A Managua, samedi 16 mars, lors de l’arrestation d’opposants. / MAYNOR VALENZUELA / AFP

Cent soixante-quatre opposants du président nicaraguayen, Daniel Ortega, ont été relâchés, samedi 16 mars, après leur arrestation quelques heures plus tôt lors d’une mobilisation contre le régime de l’ancien guérillero sandiniste. « Le peuple uni ne sera jamais vaincu », ont scandé les personnes libérées, après une journée de violences policières. Cette nouvelle répression met à mal les négociations engagées entre le gouvernement et l’opposition pour tenter de sortir d’une crise politique qui dure depuis onze mois.

Managua était, samedi matin, en état de siège. Des milliers de policiers antiémeute, déployés dans les rues de la capitale, ont empêché par la force une manifestation interdite par les autorités. Alors que des groupes d’opposants s’apprêtaient à défiler pour exiger la libération de « tous les prisonniers politiques », ils ont été pourchassés par les policiers qui ont fait usage de leurs armes et de gaz lacrymogène.

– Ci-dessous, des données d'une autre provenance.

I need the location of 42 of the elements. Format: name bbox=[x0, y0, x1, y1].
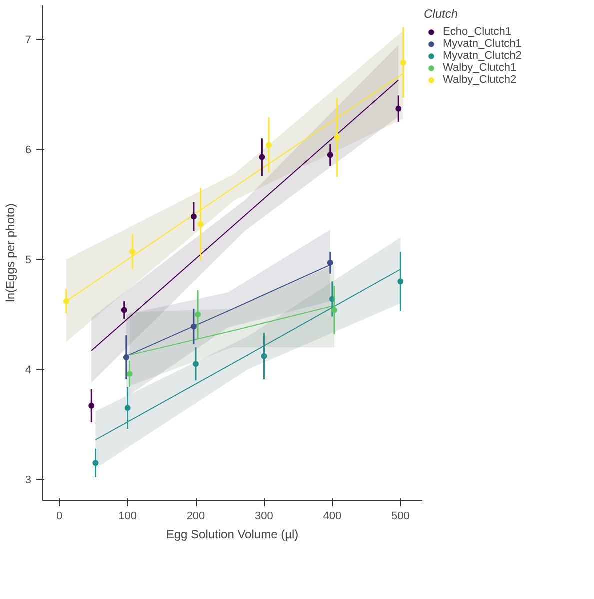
x-tick-label: 0 bbox=[56, 510, 63, 522]
legend-label: Myvatn_Clutch2 bbox=[443, 50, 522, 62]
legend-label: Myvatn_Clutch1 bbox=[443, 38, 522, 50]
point bbox=[126, 371, 133, 377]
point bbox=[398, 278, 404, 285]
point bbox=[334, 134, 340, 140]
point bbox=[190, 324, 197, 330]
x-tick-label: 500 bbox=[391, 510, 410, 522]
point bbox=[130, 248, 136, 255]
y-tick-label: 4 bbox=[25, 364, 32, 377]
point bbox=[124, 405, 131, 412]
point bbox=[261, 353, 268, 360]
legend-title: Clutch bbox=[424, 7, 460, 21]
point bbox=[400, 60, 406, 66]
point bbox=[193, 361, 199, 368]
point bbox=[63, 298, 70, 304]
point bbox=[266, 142, 272, 148]
point bbox=[121, 307, 128, 314]
point bbox=[190, 214, 197, 220]
y-tick-label: 7 bbox=[25, 34, 32, 47]
legend-label: Walby_Clutch1 bbox=[443, 62, 517, 74]
point bbox=[259, 154, 266, 160]
point bbox=[327, 152, 334, 158]
x-tick-label: 300 bbox=[255, 510, 274, 522]
y-tick-label: 3 bbox=[25, 474, 32, 487]
y-tick-label: 5 bbox=[25, 254, 32, 267]
legend-label: Echo_Clutch1 bbox=[443, 26, 512, 38]
point bbox=[396, 106, 402, 112]
y-axis-title: ln(Eggs per photo) bbox=[3, 204, 18, 302]
x-tick-label: 200 bbox=[186, 510, 206, 522]
point bbox=[123, 354, 130, 360]
point bbox=[195, 312, 202, 318]
legend-label: Walby_Clutch2 bbox=[443, 74, 517, 86]
point bbox=[331, 307, 338, 314]
point bbox=[92, 460, 99, 466]
x-tick-label: 400 bbox=[323, 510, 342, 522]
y-tick-label: 6 bbox=[25, 144, 32, 157]
point bbox=[88, 402, 95, 409]
point bbox=[198, 221, 204, 228]
x-tick-label: 100 bbox=[118, 510, 137, 522]
x-axis-title: Egg Solution Volume (µl) bbox=[166, 528, 299, 542]
point bbox=[327, 260, 334, 266]
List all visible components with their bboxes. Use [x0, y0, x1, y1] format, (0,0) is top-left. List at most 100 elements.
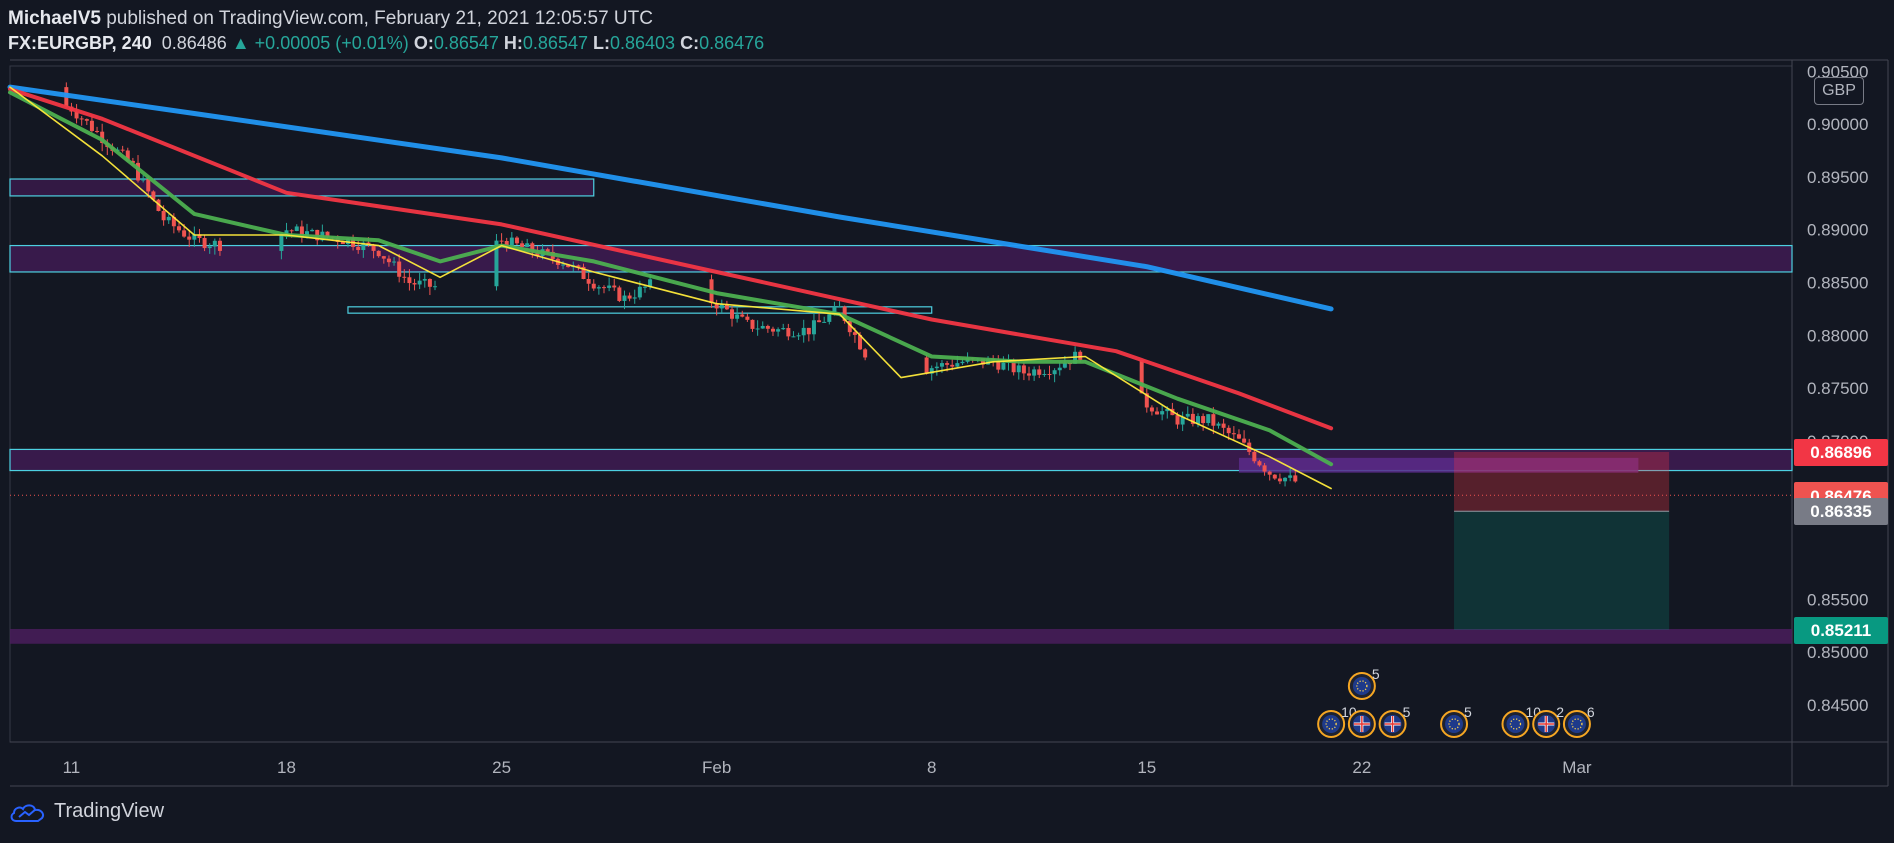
y-tick-label-5: 0.88000	[1807, 326, 1868, 345]
candle-body-49	[371, 244, 376, 251]
candle-body-135	[980, 358, 985, 365]
candle-body-129	[950, 364, 955, 367]
support-resistance-zone-6	[10, 628, 1792, 644]
candle-body-12	[125, 150, 130, 161]
candle-body-114	[817, 320, 822, 323]
author-name[interactable]: MichaelV5	[8, 8, 101, 29]
candle-body-158	[1155, 411, 1160, 415]
candle-body-167	[1201, 416, 1206, 424]
up-arrow-icon: ▲	[231, 33, 250, 53]
candle-body-55	[402, 276, 407, 278]
candle-body-180	[1267, 471, 1272, 475]
candle-body-124	[924, 357, 929, 374]
symbol-name[interactable]: FX:EURGBP, 240	[8, 33, 152, 53]
publish-info: published on TradingView.com, February 2…	[106, 8, 653, 29]
candle-body-26	[197, 234, 202, 239]
price-tag-0: 0.86896	[1794, 438, 1888, 466]
moving-average-line-4	[9, 86, 1332, 490]
candle-body-100	[745, 316, 750, 320]
x-tick-label-1: 18	[277, 758, 296, 777]
candle-body-14	[136, 162, 141, 181]
candle-body-148	[1047, 373, 1052, 375]
candle-body-88	[627, 295, 632, 299]
y-tick-label-10: 0.84500	[1807, 696, 1868, 715]
y-tick-label-3: 0.89000	[1807, 221, 1868, 240]
symbol-line: FX:EURGBP, 240 0.86486 ▲ +0.00005 (+0.01…	[8, 31, 764, 56]
y-tick-label-1: 0.90000	[1807, 115, 1868, 134]
candle-body-16	[146, 179, 151, 192]
candle-body-67	[520, 243, 525, 247]
candle-body-119	[842, 306, 847, 321]
candle-body-54	[397, 261, 402, 277]
candle-body-101	[750, 319, 755, 329]
candle-body-70	[535, 252, 540, 256]
y-tick-label-2: 0.89500	[1807, 168, 1868, 187]
eu-flag-stars-7	[1571, 718, 1583, 730]
candle-body-46	[356, 246, 361, 251]
candle-body-96	[724, 304, 729, 310]
event-count-3: 5	[1403, 704, 1411, 720]
candle-body-6	[95, 130, 100, 132]
candle-body-177	[1252, 451, 1257, 462]
candle-body-145	[1032, 369, 1037, 376]
candle-body-146	[1037, 369, 1042, 375]
eu-flag-stars-1	[1325, 718, 1337, 730]
y-tick-label-6: 0.87500	[1807, 379, 1868, 398]
candle-body-175	[1242, 438, 1247, 443]
candle-body-144	[1027, 373, 1032, 376]
currency-label[interactable]: GBP	[1814, 77, 1864, 105]
moving-average-line-2	[8, 87, 1334, 431]
candle-body-155	[1139, 359, 1144, 394]
candle-body-182	[1277, 478, 1282, 482]
candle-body-32	[284, 230, 289, 234]
price-change: +0.00005 (+0.01%)	[254, 33, 409, 53]
candle-body-64	[504, 240, 509, 248]
candle-body-120	[847, 320, 852, 333]
candle-body-97	[730, 309, 735, 319]
x-tick-label-5: 15	[1137, 758, 1156, 777]
candle-body-86	[617, 287, 622, 301]
candle-body-94	[714, 303, 719, 309]
candle-body-21	[171, 216, 176, 227]
candle-body-23	[182, 230, 187, 237]
tradingview-logo[interactable]: TradingView	[10, 800, 164, 823]
event-count-4: 5	[1464, 704, 1472, 720]
low-label: L:	[593, 33, 610, 53]
candle-body-115	[822, 321, 827, 323]
candle-body-109	[791, 336, 796, 338]
low-value: 0.86403	[610, 33, 676, 53]
candle-body-118	[837, 306, 842, 308]
candle-body-154	[1078, 351, 1083, 360]
candle-body-58	[417, 280, 422, 285]
candle-body-143	[1021, 365, 1026, 374]
candle-body-168	[1206, 414, 1211, 424]
candle-body-185	[1293, 475, 1298, 482]
candle-body-60	[427, 278, 432, 287]
candle-body-18	[156, 199, 161, 211]
candle-body-142	[1016, 365, 1021, 373]
candle-body-5	[89, 120, 94, 131]
support-resistance-zone-2	[9, 244, 1793, 273]
last-price: 0.86486	[161, 33, 227, 53]
candle-body-34	[294, 226, 299, 231]
candle-body-81	[591, 283, 596, 289]
high-label: H:	[503, 33, 523, 53]
candle-body-104	[765, 325, 770, 329]
candle-body-113	[811, 320, 816, 335]
candle-body-57	[412, 283, 417, 285]
publish-line: MichaelV5 published on TradingView.com, …	[8, 6, 764, 31]
candle-body-162	[1175, 415, 1180, 425]
close-value: 0.86476	[699, 33, 765, 53]
x-tick-label-3: Feb	[702, 758, 731, 777]
candle-body-147	[1042, 373, 1047, 375]
y-tick-label-8: 0.85500	[1807, 590, 1868, 609]
candle-body-85	[612, 285, 617, 288]
candle-body-170	[1216, 423, 1221, 426]
candle-body-106	[776, 329, 781, 332]
x-tick-label-2: 25	[492, 758, 511, 777]
event-count-7: 6	[1587, 704, 1595, 720]
candle-body-108	[786, 328, 791, 337]
candle-body-43	[340, 241, 345, 245]
candle-body-3	[79, 118, 84, 120]
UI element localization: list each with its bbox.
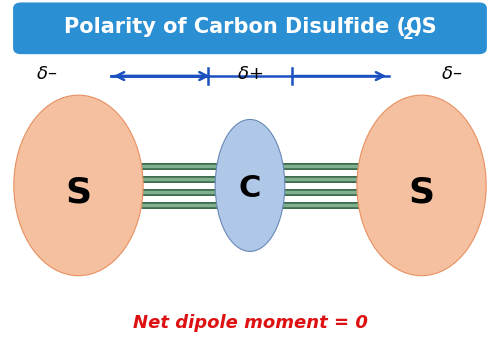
Ellipse shape — [37, 128, 115, 236]
Text: Net dipole moment = 0: Net dipole moment = 0 — [132, 314, 368, 331]
Text: S: S — [408, 175, 434, 209]
Ellipse shape — [389, 140, 447, 221]
Ellipse shape — [43, 136, 108, 226]
Ellipse shape — [34, 124, 118, 241]
Ellipse shape — [230, 146, 268, 219]
Text: 2: 2 — [403, 27, 414, 42]
Ellipse shape — [372, 116, 468, 251]
Ellipse shape — [222, 131, 277, 237]
Ellipse shape — [398, 152, 436, 206]
Text: Polarity of Carbon Disulfide (CS: Polarity of Carbon Disulfide (CS — [64, 17, 436, 37]
Text: $\delta$–: $\delta$– — [36, 65, 56, 83]
Ellipse shape — [28, 116, 126, 251]
Text: $\delta$+: $\delta$+ — [237, 65, 263, 83]
Ellipse shape — [228, 143, 270, 222]
Ellipse shape — [54, 152, 94, 206]
FancyBboxPatch shape — [14, 3, 486, 54]
Ellipse shape — [380, 128, 458, 236]
Ellipse shape — [394, 148, 440, 211]
Text: $\delta$–: $\delta$– — [441, 65, 462, 83]
Ellipse shape — [16, 99, 140, 271]
Ellipse shape — [242, 170, 252, 190]
Ellipse shape — [232, 152, 264, 211]
Ellipse shape — [217, 122, 283, 248]
Text: ): ) — [412, 17, 422, 37]
Text: C: C — [239, 174, 261, 203]
Ellipse shape — [48, 144, 100, 216]
Ellipse shape — [226, 140, 272, 226]
Ellipse shape — [240, 167, 254, 193]
Ellipse shape — [357, 95, 486, 276]
Ellipse shape — [245, 176, 248, 182]
Ellipse shape — [410, 168, 422, 186]
Ellipse shape — [215, 119, 285, 251]
Ellipse shape — [378, 124, 462, 241]
Ellipse shape — [236, 158, 260, 204]
Ellipse shape — [231, 149, 266, 215]
Ellipse shape — [374, 119, 465, 246]
Ellipse shape — [64, 164, 82, 191]
Ellipse shape — [32, 119, 122, 246]
Ellipse shape — [52, 148, 97, 211]
Ellipse shape — [400, 156, 433, 201]
Ellipse shape — [40, 132, 111, 231]
Ellipse shape — [392, 144, 444, 216]
Ellipse shape — [386, 136, 450, 226]
Ellipse shape — [66, 168, 79, 186]
Ellipse shape — [14, 95, 143, 276]
Ellipse shape — [412, 172, 418, 181]
Ellipse shape — [238, 164, 256, 197]
Ellipse shape — [404, 160, 429, 196]
Ellipse shape — [366, 107, 476, 261]
Ellipse shape — [69, 172, 75, 181]
Ellipse shape — [383, 132, 454, 231]
Ellipse shape — [362, 103, 479, 266]
Ellipse shape — [58, 156, 90, 201]
Text: S: S — [66, 175, 92, 209]
Ellipse shape — [224, 137, 274, 230]
Ellipse shape — [60, 160, 86, 196]
Ellipse shape — [237, 161, 258, 201]
Ellipse shape — [244, 173, 250, 186]
Ellipse shape — [46, 140, 104, 221]
Ellipse shape — [220, 128, 279, 240]
Ellipse shape — [26, 111, 129, 256]
Ellipse shape — [406, 164, 426, 191]
Ellipse shape — [234, 155, 262, 208]
Ellipse shape — [368, 111, 472, 256]
Ellipse shape — [20, 103, 136, 266]
Ellipse shape — [22, 107, 132, 261]
Ellipse shape — [223, 134, 275, 233]
Ellipse shape — [218, 125, 281, 244]
Ellipse shape — [360, 99, 482, 271]
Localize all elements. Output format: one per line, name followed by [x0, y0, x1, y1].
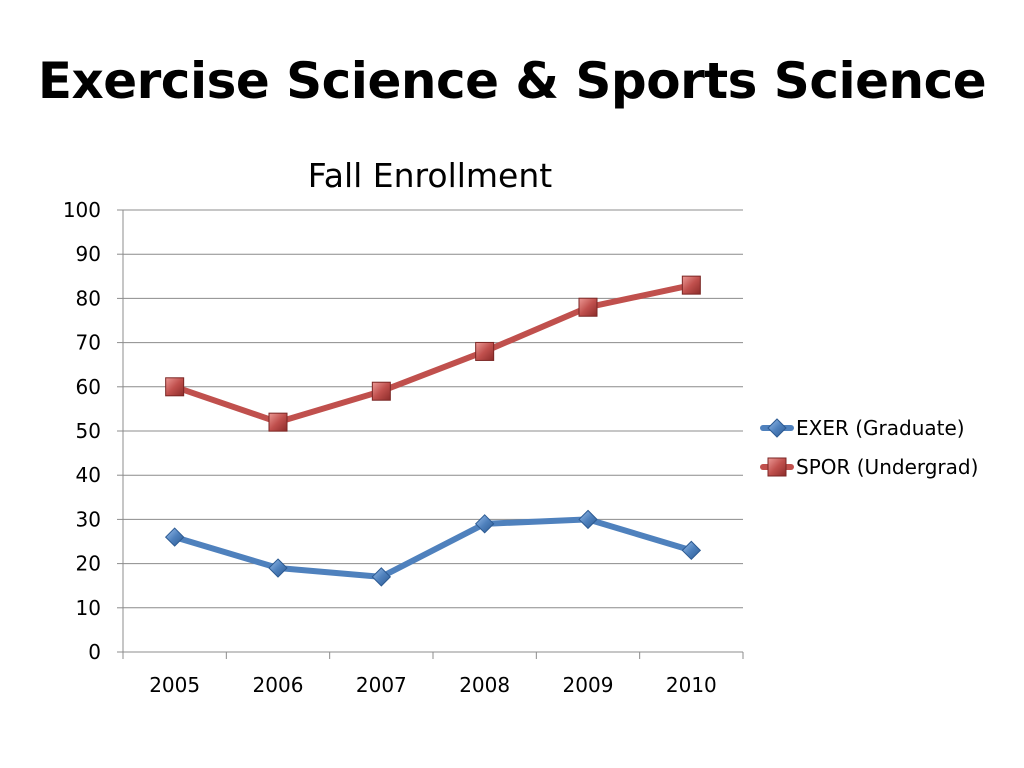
- legend: EXER (Graduate) SPOR (Undergrad): [760, 416, 978, 479]
- x-tick-label: 2008: [459, 673, 510, 697]
- legend-marker: [767, 457, 787, 477]
- x-tick-label: 2005: [149, 673, 200, 697]
- data-point: [681, 275, 701, 295]
- chart-title: Fall Enrollment: [308, 156, 552, 195]
- y-tick-label: 0: [88, 640, 101, 664]
- series-group: [164, 275, 702, 587]
- y-tick-label: 50: [76, 419, 101, 443]
- data-point: [578, 297, 598, 317]
- data-point: [681, 540, 702, 561]
- x-tick-label: 2009: [563, 673, 614, 697]
- x-tick-label: 2006: [253, 673, 304, 697]
- data-point: [165, 377, 185, 397]
- y-tick-label: 70: [76, 331, 101, 355]
- y-tick-label: 10: [76, 596, 101, 620]
- data-point: [578, 509, 598, 530]
- x-tick-label: 2007: [356, 673, 407, 697]
- legend-label: EXER (Graduate): [796, 416, 965, 440]
- y-tick-label: 100: [63, 198, 101, 222]
- data-point: [371, 381, 391, 401]
- x-tick-label: 2010: [666, 673, 717, 697]
- series-0: [164, 509, 702, 587]
- data-point: [164, 527, 185, 547]
- series-line: [171, 516, 695, 580]
- axes: 0 10 20 30 40 50 60 70 80 90 100 2005 2006 2007 2008 20…: [63, 198, 744, 697]
- data-point: [474, 514, 495, 534]
- y-tick-label: 30: [76, 507, 101, 531]
- y-tick-label: 60: [76, 375, 101, 399]
- data-point: [268, 412, 288, 432]
- gridlines: [123, 209, 743, 609]
- series-line: [171, 282, 695, 426]
- legend-entry: EXER (Graduate): [760, 416, 965, 440]
- data-point: [268, 558, 288, 578]
- legend-entry: SPOR (Undergrad): [760, 455, 978, 479]
- series-1: [165, 275, 701, 432]
- y-tick-label: 20: [76, 552, 101, 576]
- legend-label: SPOR (Undergrad): [796, 455, 978, 479]
- y-tick-label: 40: [76, 463, 101, 487]
- data-point: [475, 341, 495, 361]
- slide-title: Exercise Science & Sports Science: [37, 52, 987, 110]
- y-tick-label: 90: [76, 242, 101, 266]
- data-point: [371, 567, 392, 587]
- y-tick-label: 80: [76, 286, 101, 310]
- legend-marker: [767, 418, 787, 438]
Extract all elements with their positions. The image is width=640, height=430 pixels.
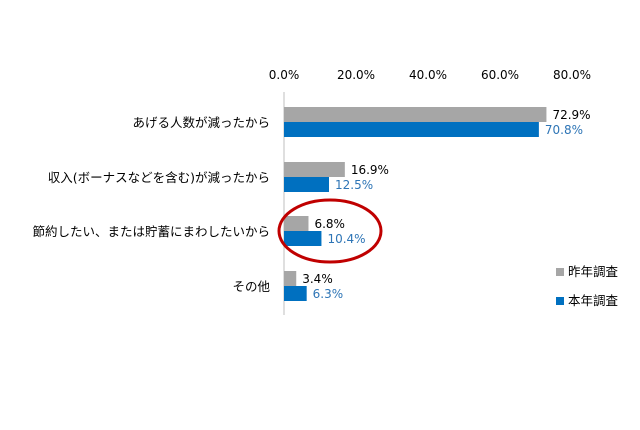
legend-swatch [556, 268, 564, 276]
x-tick-label: 20.0% [337, 68, 375, 82]
category-label: 節約したい、または貯蓄にまわしたいから [32, 224, 270, 239]
legend-swatch [556, 297, 564, 305]
bar [284, 107, 547, 122]
data-label: 6.8% [314, 217, 345, 231]
legend-label: 昨年調査 [568, 264, 619, 279]
bar [284, 216, 309, 231]
data-label: 12.5% [335, 178, 373, 192]
bar [284, 177, 329, 192]
bar [284, 286, 307, 301]
bar [284, 162, 345, 177]
x-tick-label: 80.0% [553, 68, 591, 82]
data-label: 3.4% [302, 272, 333, 286]
data-label: 10.4% [327, 232, 365, 246]
data-label: 70.8% [545, 123, 583, 137]
x-tick-label: 60.0% [481, 68, 519, 82]
highlight-ellipse [277, 198, 383, 264]
bar [284, 271, 297, 286]
x-tick-label: 40.0% [409, 68, 447, 82]
data-label: 16.9% [351, 163, 389, 177]
category-label: あげる人数が減ったから [132, 115, 270, 130]
data-label: 72.9% [552, 108, 590, 122]
x-tick-label: 0.0% [269, 68, 300, 82]
bar [284, 231, 322, 246]
bar [284, 122, 539, 137]
category-label: 収入(ボーナスなどを含む)が減ったから [48, 170, 270, 185]
category-label: その他 [232, 279, 270, 294]
legend-label: 本年調査 [568, 293, 619, 308]
data-label: 6.3% [313, 287, 344, 301]
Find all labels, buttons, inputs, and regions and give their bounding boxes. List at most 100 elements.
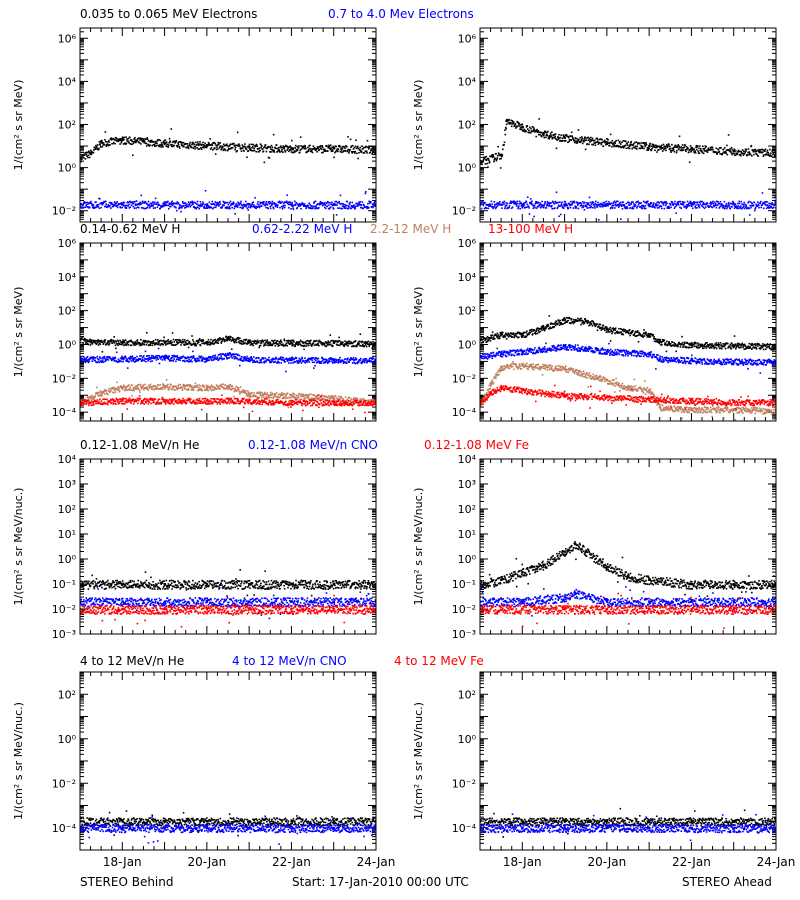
data-point	[518, 125, 521, 127]
data-point	[612, 204, 615, 207]
data-point	[660, 146, 663, 148]
data-point	[732, 203, 736, 206]
data-point	[262, 341, 264, 343]
data-point	[227, 338, 229, 341]
data-point	[358, 151, 360, 154]
data-point	[118, 203, 121, 205]
data-point	[110, 138, 112, 140]
data-point	[576, 202, 579, 204]
data-point	[231, 339, 233, 342]
data-point	[353, 204, 355, 206]
data-point	[200, 340, 203, 343]
data-point	[613, 200, 616, 203]
data-point	[345, 207, 347, 209]
data-point	[110, 357, 112, 360]
data-point	[120, 141, 123, 144]
data-point	[599, 142, 601, 144]
data-point	[201, 204, 203, 207]
data-point	[151, 201, 154, 203]
data-point	[754, 209, 756, 212]
data-point	[114, 357, 117, 359]
data-point	[99, 357, 102, 360]
data-point	[275, 144, 278, 146]
data-point	[490, 205, 492, 207]
data-point	[128, 142, 130, 144]
data-point	[714, 202, 717, 205]
data-point	[748, 214, 751, 216]
data-point	[217, 342, 220, 345]
data-point	[702, 145, 704, 148]
data-point	[485, 207, 488, 210]
data-point	[287, 341, 290, 343]
data-point	[356, 202, 358, 205]
data-point	[511, 123, 513, 125]
data-point	[169, 141, 172, 143]
data-point	[313, 358, 316, 361]
data-point	[291, 339, 294, 342]
data-point	[332, 341, 336, 344]
data-point	[86, 340, 88, 342]
data-point	[291, 148, 294, 151]
data-point	[267, 341, 270, 344]
data-point	[613, 145, 615, 148]
data-point	[125, 344, 128, 347]
data-point	[352, 356, 355, 359]
data-point	[324, 150, 327, 152]
data-point	[255, 343, 257, 345]
data-point	[512, 200, 515, 203]
data-point	[194, 358, 197, 360]
data-point	[165, 145, 168, 148]
data-point	[336, 204, 338, 206]
data-point	[501, 148, 504, 151]
data-point	[343, 343, 346, 345]
data-point	[213, 339, 216, 341]
data-point	[230, 147, 232, 150]
data-point	[752, 149, 754, 151]
data-point	[603, 140, 606, 143]
data-point	[254, 339, 256, 342]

Aucun décès n’a été signalé. Mais les scènes, dont les images ont été diffusées sur les réseaux sociaux, montrent des manifestants de tous âges frappés par les forces antiémeute avant de les embarquer. Des journalistes qui couvraient la mobilisation ont aussi été agressés. Un cameraman de l’Agence France-Presse s’est vu confisquer son matériel par les autorités.

Parmi les 164 détenus libérés figuraient de grands noms de l’opposition. En tête, l’avocate Azahalea Solis et le leader étudiant Max Jerez, membres de la délégation de l’Alliance civique pour la justice et la démocratie (ACJD), qui regroupe les représentants des étudiants, du patronat, des organisations de la société civile et des syndicats, participant depuis le 27 février aux négociations avec le gouvernement.

« Impossible de revenir à la table des négociations »

Ce large coup de filet menace la réouverture du dialogue visant à sortir de la crise politique qui a débuté le 18 avril 2018 par des manifestations contre une réforme de la sécurité sociale. Le mouvement s’est vite transformé en révolte nationale contre le régime corrompu et népotiste de M. Ortega, 73 ans, revenu au pouvoir en 2007, après avoir gouverné de 1979 à 1990. Outre la libération des prisonniers, l’opposition réclame le rétablissement des libertés publiques, une réforme de la loi électorale, des élections anticipées et la fin d’une répression qui a fait 325 morts et plus de 700 prisonniers, selon les organisations de défense des droits de l’homme.

Le bloc étudiant de l’ACJD s’était retiré temporairement des négociations, considérant « insuffisantes » les libérations successives de 150 opposants jusqu’alors assignés à résidence, depuis la reprise du dialogue fin février, après sa suspension en 2018. L’appel à la mobilisation de samedi, la première depuis l’interdiction de manifester instaurée en septembre 2018, avait valeur de test pour les opposants. « Il est désormais impossible de revenir à la table des négociations alors qu’Ortega démontre qu’il veut résoudre la crise par la violence », a déploré, samedi, Carlos Tünnermann, négociateur en chef de l’ACJD.

Cette nouvelle répression a provoqué une vague d’indignation internationale. L’ambassade des Etats-Unis a dénoncé samedi sur son compte Twitter un « usage excessif de la force ». Même levée de boucliers de la part du gouvernement du Costa Rica voisin, où plus de 40 000 Nicaraguayens ont trouvé refuge. Et José Miguel Vivanco, directeur de la division Amériques de l’organisation de défense des droits de l’homme Human Rights Watch, d’appeler « la communauté internationale à accentuer les sanctions » contre le régime.

Le Parlement européen a approuvé, jeudi 14 mars, une résolution prévoyant notamment le gel des comptes bancaires en Europe de plusieurs hauts fonctionnaires nicaraguayens. Une mesure déjà prise, en décembre 2018, par Washington, qui a aussi limité l’accès du Nicaragua aux prêts internationaux. L’étau se resserre autour du régime de M. Ortega, alors que l’économie du pays vacille. Le PIB a reculé de 4 % en 2018 et pourrait chuter de 11 % cette année. La date butoir du 28 mars fixée par les négociateurs du gouvernement et de l’opposition pour trouver une solution à la crise s’est éloignée à grands pas.